Few churches in London, or anywhere I would imagine, carry such a grim image over their entrance as St Olave’s in Hart Street. Look up and you are greeted with not a very cheerful threesome of skulls gazing down at you; their hollow eye sockets sending a chilling warning to anyone who enters. Not exactly a warm welcome!
Why they are here is a bit of a mystery. St Olave’s is one of the few surviving medieval churches in the city and the arched gates were erected in 1658. Seven years later London was stricken by the Black Death plague and the city’s churchyards, like the one here at St Olave’s, were used to bury the victims in plague pits. Maybe the skulls bear testament to those awful days.
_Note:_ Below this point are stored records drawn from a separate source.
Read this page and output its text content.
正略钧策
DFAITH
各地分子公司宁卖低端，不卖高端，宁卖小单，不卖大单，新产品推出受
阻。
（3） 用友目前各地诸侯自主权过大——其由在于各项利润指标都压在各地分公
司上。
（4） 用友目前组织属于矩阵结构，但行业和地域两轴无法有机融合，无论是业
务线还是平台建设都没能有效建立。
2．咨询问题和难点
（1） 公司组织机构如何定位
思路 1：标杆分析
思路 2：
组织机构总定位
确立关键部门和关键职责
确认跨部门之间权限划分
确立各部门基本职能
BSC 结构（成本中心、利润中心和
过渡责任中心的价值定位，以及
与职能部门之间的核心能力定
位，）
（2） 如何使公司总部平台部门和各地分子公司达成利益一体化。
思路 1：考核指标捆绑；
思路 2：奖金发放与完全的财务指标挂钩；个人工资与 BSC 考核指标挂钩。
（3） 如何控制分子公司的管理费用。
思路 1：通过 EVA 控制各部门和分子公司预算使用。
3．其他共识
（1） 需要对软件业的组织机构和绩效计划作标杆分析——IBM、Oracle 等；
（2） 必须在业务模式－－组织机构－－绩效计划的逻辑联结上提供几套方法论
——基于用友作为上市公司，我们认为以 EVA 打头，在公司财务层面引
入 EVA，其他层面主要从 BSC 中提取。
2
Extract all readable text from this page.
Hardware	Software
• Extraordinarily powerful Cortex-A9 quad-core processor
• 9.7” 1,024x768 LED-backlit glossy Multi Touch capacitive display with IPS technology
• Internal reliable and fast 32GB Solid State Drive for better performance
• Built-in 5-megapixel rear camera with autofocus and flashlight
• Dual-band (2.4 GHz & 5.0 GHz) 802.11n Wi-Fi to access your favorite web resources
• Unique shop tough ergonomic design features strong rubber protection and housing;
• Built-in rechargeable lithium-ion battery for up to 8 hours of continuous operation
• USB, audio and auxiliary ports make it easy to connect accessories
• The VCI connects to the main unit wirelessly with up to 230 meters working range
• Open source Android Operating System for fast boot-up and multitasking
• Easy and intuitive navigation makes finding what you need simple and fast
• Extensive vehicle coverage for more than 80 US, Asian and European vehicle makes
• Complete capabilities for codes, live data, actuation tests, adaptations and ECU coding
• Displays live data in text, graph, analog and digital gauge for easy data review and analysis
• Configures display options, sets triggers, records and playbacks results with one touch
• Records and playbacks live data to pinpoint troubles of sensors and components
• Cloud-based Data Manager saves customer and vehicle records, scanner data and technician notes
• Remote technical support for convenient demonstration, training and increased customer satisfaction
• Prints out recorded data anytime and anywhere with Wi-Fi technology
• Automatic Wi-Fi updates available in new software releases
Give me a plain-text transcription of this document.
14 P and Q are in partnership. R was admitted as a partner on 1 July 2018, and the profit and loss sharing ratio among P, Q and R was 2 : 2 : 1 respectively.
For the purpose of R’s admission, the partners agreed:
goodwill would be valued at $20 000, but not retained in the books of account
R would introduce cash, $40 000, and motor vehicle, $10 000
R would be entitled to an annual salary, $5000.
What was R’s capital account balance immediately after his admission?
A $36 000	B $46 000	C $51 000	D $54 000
Later, one of the country’s finest writers Charles Dickens, was so taken by the grinning skulls, that he referred to the church in one of his books as the ‘St Ghastly Grim.’

The church survived the Fire of London because Samuel Pepys, London’s famous diarist, was a parishioner and ordered wooden houses near the church to be torn down to create a fire break. He and his wife are buried in the church. Unfortunately, St Olave’s failed to escape the Blitz during the Second World War, having to be extensively restored.

Incidentally, the name St Olave is a tribute to the Norwegian King Olaf, a ‘good’ Viking, who sided with Anglo Saxon England against the (bad) Danish Vikings. He was credited with saving London from the marauding Danish who were charging over London Bridge to attack London. His solution? Pull the wooden bridge down and let the Danes drown, thus saving the city. It is said that the nursery rhyme ‘London Bridge is falling down’ stems from this act.